3  On a larger scale I am hugely disappointed with estate agency as a business. No agent we have spoken to in the last three years has offered any opinions and indeed they have gone out of their way to avoid expressing any opinions. This has the effect of reducing such people to know-nothings; they will happily go seek out what is public information but they simply refuse to turn information into opinion. If this is the result of legal persecution, we are all the losers (and I deplore the system that has allowed this to occur). I had no trouble finding a specialist surveyor happy to tell me what was potentially wrong with a house, but he was not portraying himself as any sort of estate agent. We have had a very similar experience with solicitors acting for conveyancing. Fortunately, I have no problem with accepting that we must make decisions for ourselves; my complaint is that the people we are paying for advice will not give it. Worse, when I dragged the estate agent into giving advice, it was quite clear to me that what they were doing was not expressing an opinion in my interests, but in their own. That is not what agency is. Or not what it was, at the least.

4 Yes, there is a mixture of first person singular and plural. This is our house, but it is (has been) my task to sell it, a matter on which we were already agreed.

5  Not an irrelevance; when trying to work out what was wrong with the set-up on our system, I found out that the rectifier uses up to 400W of the not quite 3kW capacity. So, as I understand the numbers, that means that at maximum solar gain we consume 400W of that in converting from DC to AC. That is an in-built loss at design level of 14% (2s.f correct), arguably an unnecessary one. How the consumption varies at lower solar gain, I do not know but presume the power costs to be similar.

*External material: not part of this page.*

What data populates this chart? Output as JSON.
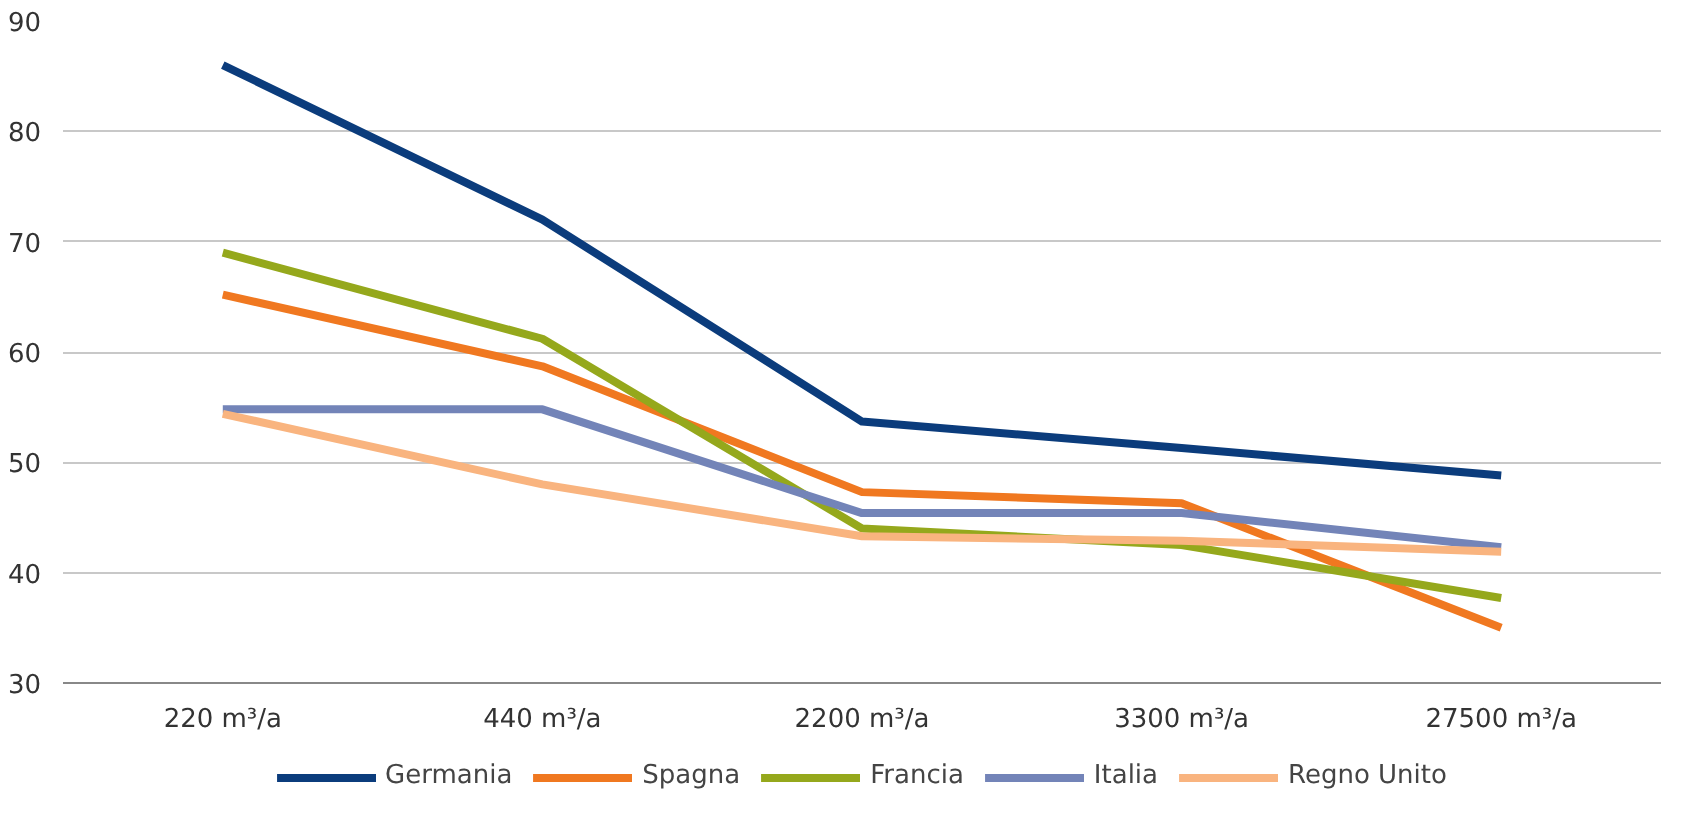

The current house has a south-facing roof, but we are denied the right to place PV panels on it, because we live in a conservation area. I disagree with the decision, but hard luck. I can find NO information telling me about PV energy production when the panels are not placed optimally. In theory, the PV type needs ambient light, while the thermal type demands direct light. This could be an expensive experiment. Clearly the recovery time will be extended, but there will be some gain, however reduced. In effect I will need a lot more panels for the same energy capture.  That essay cannot be written until late 2019.